10.1.10         the other (being an individual) dies or ceases to be capable of managing his own affairs, or

10.1.11         the other is subject to an event of Force Majeure under clause 9.

10.2              In addition to its rights under clause 9.1, the Seller may terminate this Agreement at any time:

10.2.1           on 10 Business Days' written notice to the Buyer;

10.2.2           immediately on written notice to the Buyer if the Buyer has failed to pay any amount due under this Agreement on the due date

10.3              The Buyer may terminate this Agreement at any time:

10.3.1           On 10 Business Days’ written notice to the Seller

10.3.2           immediately on written notice to the Seller if the Seller has failed on more than 3 occasions to deliver any Product specified by this Agreement

10.4              On termination of this Agreement for any reason:

10.4.1           the Buyer will within 5 Business Days pay all invoices of the Seller then outstanding

10.4.2           the Seller will, within 5 Business Days, invoice the Buyer for all Products delivered or provided but not yet invoiced and the Buyer will pay such invoice within a further 5 Business Days

10.4.3           each party will within 5 Business Days return any materials of the other then in its possession or control; if it fails to do so, the other may enter onto any premises of the first party and take possession of them.
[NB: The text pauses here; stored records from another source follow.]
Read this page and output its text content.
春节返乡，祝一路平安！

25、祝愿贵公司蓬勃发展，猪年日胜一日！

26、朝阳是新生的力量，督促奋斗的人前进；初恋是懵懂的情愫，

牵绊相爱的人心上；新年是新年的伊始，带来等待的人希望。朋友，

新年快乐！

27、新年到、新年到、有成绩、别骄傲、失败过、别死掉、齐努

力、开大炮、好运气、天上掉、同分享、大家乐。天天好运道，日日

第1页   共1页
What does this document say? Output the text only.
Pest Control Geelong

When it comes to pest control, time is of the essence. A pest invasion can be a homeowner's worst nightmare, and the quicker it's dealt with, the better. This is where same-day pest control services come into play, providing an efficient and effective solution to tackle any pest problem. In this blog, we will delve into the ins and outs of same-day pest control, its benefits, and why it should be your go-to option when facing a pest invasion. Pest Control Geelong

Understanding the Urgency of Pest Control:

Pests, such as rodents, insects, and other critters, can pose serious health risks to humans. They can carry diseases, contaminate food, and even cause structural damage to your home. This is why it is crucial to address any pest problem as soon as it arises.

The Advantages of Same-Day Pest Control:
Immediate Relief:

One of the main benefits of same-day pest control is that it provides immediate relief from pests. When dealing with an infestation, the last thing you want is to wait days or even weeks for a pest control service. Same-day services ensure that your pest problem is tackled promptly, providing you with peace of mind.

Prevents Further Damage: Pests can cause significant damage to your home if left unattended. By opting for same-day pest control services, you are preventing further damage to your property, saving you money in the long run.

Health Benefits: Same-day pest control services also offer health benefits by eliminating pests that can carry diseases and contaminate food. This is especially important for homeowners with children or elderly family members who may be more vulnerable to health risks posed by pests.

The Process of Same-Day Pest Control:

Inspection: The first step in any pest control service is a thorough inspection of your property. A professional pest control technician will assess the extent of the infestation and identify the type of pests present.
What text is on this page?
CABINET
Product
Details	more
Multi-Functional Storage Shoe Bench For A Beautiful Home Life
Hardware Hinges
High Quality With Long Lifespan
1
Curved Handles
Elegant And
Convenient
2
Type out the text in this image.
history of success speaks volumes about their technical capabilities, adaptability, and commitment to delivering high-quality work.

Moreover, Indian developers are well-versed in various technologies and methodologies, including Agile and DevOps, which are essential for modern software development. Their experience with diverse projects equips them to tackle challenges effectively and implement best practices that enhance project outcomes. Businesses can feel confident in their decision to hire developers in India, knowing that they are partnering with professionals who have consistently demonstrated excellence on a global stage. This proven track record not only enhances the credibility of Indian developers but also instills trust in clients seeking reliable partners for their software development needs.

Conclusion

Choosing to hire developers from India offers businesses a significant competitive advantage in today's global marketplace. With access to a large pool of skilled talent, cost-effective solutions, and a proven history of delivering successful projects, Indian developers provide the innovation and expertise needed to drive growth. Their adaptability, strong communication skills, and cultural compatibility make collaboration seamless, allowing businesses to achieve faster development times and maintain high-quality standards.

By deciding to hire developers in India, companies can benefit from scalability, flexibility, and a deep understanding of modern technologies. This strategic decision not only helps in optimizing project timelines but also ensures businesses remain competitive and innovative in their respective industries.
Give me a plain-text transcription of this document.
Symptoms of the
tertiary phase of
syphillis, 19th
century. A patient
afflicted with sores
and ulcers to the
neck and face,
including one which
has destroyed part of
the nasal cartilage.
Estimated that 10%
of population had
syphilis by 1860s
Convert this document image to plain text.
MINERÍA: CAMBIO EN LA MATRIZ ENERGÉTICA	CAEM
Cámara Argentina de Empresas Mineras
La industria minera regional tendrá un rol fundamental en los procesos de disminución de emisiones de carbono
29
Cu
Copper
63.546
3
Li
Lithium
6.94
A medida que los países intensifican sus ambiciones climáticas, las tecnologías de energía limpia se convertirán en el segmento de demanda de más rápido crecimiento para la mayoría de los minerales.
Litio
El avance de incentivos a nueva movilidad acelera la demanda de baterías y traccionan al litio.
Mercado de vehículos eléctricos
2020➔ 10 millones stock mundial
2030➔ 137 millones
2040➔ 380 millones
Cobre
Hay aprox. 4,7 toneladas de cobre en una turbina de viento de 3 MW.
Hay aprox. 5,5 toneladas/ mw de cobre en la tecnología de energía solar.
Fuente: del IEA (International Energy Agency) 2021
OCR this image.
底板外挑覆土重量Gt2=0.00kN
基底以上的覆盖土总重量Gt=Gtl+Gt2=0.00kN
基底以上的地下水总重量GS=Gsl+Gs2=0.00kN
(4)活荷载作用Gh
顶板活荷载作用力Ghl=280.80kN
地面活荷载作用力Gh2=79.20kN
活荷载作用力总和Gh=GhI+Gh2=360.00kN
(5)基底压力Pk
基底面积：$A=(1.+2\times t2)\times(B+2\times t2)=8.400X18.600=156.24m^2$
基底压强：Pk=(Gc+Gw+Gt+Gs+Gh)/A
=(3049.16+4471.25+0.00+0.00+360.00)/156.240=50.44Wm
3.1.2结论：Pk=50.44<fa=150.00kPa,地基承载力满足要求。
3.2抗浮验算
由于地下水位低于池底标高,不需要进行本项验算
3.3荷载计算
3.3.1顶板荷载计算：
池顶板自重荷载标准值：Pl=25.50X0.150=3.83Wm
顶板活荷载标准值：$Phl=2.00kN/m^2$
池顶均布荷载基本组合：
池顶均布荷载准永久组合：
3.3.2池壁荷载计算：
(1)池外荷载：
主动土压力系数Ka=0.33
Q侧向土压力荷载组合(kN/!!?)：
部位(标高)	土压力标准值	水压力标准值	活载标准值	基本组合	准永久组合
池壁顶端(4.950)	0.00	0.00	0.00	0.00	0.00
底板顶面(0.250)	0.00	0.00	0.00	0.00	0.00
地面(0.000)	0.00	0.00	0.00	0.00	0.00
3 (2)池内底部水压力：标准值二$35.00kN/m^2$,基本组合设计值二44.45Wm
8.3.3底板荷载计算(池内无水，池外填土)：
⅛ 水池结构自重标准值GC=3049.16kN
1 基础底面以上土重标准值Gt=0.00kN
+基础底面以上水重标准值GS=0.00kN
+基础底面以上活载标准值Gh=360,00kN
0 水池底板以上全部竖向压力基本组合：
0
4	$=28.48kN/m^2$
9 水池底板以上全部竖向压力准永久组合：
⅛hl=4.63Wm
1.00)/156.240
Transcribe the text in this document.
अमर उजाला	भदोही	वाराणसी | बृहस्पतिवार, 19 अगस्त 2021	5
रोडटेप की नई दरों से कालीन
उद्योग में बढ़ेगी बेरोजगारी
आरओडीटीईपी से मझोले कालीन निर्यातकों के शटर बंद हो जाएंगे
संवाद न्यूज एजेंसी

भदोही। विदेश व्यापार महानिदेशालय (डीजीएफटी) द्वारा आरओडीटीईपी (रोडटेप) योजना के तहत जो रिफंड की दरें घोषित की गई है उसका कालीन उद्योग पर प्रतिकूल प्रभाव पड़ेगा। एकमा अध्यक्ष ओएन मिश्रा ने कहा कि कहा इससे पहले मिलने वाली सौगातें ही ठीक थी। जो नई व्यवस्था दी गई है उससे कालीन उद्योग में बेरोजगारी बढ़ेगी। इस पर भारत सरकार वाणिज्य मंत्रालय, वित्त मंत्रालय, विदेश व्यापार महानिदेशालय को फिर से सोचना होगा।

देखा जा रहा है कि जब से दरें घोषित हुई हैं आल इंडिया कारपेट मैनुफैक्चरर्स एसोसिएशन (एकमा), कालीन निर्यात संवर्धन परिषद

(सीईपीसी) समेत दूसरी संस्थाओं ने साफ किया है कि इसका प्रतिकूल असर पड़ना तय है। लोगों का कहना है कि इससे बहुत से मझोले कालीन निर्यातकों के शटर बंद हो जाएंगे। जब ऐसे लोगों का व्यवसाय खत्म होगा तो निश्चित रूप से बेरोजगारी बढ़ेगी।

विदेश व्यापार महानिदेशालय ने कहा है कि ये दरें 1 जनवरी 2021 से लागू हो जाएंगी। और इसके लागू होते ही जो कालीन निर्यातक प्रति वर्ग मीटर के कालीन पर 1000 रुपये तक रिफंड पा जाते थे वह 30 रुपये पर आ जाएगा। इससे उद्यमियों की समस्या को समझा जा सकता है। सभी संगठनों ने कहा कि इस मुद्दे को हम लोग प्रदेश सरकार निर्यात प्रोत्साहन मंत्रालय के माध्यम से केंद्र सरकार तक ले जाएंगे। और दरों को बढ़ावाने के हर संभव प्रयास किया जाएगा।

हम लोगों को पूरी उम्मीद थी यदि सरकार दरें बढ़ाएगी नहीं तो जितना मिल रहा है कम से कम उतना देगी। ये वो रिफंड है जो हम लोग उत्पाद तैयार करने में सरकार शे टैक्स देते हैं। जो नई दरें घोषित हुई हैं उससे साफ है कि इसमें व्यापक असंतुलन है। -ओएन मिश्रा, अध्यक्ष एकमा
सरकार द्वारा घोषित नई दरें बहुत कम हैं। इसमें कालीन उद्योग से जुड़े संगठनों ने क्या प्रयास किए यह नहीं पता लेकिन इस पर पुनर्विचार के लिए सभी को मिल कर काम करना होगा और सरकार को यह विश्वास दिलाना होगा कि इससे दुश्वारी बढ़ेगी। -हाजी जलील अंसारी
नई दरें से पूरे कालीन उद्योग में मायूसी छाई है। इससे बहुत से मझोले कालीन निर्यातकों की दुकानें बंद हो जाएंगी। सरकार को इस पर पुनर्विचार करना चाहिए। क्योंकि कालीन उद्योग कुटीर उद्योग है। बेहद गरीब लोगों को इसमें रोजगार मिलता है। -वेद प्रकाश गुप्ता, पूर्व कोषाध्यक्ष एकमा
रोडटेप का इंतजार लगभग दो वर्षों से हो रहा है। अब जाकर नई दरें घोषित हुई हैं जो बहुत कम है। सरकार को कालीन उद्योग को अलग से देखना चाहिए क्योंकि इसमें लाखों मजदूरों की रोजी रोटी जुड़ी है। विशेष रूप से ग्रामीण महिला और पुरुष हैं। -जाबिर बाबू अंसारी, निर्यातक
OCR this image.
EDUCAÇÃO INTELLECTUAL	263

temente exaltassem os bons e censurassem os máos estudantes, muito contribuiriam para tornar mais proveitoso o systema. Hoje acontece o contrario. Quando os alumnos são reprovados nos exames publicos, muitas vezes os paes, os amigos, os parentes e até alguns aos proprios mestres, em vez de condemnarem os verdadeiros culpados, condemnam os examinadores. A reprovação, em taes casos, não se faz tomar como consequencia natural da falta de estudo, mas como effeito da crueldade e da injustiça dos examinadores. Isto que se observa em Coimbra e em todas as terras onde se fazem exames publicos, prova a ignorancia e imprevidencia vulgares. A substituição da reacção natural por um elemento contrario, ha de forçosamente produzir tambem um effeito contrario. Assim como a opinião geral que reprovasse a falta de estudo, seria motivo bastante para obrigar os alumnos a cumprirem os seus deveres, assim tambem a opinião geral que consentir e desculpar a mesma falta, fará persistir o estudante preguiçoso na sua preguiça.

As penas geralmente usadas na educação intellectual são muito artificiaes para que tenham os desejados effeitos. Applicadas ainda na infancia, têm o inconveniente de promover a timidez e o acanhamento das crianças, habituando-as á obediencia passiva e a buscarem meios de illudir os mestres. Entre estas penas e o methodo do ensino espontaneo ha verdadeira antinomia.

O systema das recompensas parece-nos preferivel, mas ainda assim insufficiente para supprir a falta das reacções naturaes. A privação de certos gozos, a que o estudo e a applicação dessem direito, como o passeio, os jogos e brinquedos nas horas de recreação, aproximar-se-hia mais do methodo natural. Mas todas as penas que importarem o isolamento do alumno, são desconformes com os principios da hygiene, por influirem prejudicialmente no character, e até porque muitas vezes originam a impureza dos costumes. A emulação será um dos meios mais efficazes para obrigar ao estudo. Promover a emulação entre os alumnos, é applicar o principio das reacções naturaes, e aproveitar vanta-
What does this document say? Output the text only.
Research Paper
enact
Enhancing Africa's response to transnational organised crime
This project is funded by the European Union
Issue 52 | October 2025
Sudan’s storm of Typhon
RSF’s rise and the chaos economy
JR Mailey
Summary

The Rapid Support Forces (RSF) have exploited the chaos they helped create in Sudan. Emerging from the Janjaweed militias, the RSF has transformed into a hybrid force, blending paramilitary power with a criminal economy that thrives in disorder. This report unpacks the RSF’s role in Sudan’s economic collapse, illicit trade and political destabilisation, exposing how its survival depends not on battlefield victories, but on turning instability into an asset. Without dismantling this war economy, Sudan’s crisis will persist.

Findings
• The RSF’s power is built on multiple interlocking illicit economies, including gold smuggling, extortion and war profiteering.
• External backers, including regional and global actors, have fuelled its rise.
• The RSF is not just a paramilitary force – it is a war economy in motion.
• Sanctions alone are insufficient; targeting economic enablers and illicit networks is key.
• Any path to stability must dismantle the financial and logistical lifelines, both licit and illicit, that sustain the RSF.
Pending such return or taking possession, the first party will be responsible for such materials and will not use them for any purpose not connected with this Agreement

10.4.4           the accrued rights and liabilities of the parties will not be affected, and

10.4.5           any clause which expressly or by implication are to survive termination will do so.

11                 General

11.1              Time

Other than under clause 3.6.2 time is not of the essence of any date or period herein.

11.2               Set-off

Neither party may set off any amount the other owes it against any amount it owes the other in relation to this Agreement.  All payments hereunder will be made without set-off or counterclaim, free and clear of and without deduction for all taxes, levies, duties, charges, and withholdings of any kind now or in future imposed in any jurisdiction unless a party is compelled by law to deduct or withhold any such amounts, in which case it will pay to the other such additional amount as will ensure that the other is paid the full amount it would have received but for such deduction or withholding.

11.3                Relationship

The parties are independent businesses and not principal and agent, partners, or employer and employee.

11.4                Variation

Variations to this Agreement will have effect when agreed in writing.

11.5                Severability

 The unenforceability of any part of this Agreement will not affect the enforceability of any other part.

11.6                Notices

 Notices under this Agreement will be in writing and sent to the persons and addresses set out in the Seller’s Acceptance.  They may be given, and will be deemed received:

11.6.1             by first-class post: two Business Days after posting;

11.6.2             by hand: on delivery;

11.6.3             by facsimile: on receipt of a successful transmission report from the correct number, and

11.6.4             by e-mail: on receipt of a delivery or read return mail from the correct address.

11.7                Waiver

No delay, act or omission by either party in exercising any right or remedy will be deemed a waiver of that, or any other, right or remedy.

11.8                 Further Assurance

The parties will do all further acts and execute all further documents necessary to give effect to this Agreement.

11.9                 Rights of Third Parties

This Agreement is not enforceable by any third party under the Contracts (Rights of Third Parties) Act 1999, or otherwise.

11.10               Priority

The terms of this Agreement prevail over those of its Seller’s Acceptance.

11.11               Entire Agreement

This Agreement is the entire agreement between the parties in relation to its subject. 

11.12               Governing Law & Jurisdiction

11.12.1            This Agreement will be governed by the law of England and Wales.

11.12.2            Disputes will be submitted to the exclusive jurisdiction of the courts of England and Wales.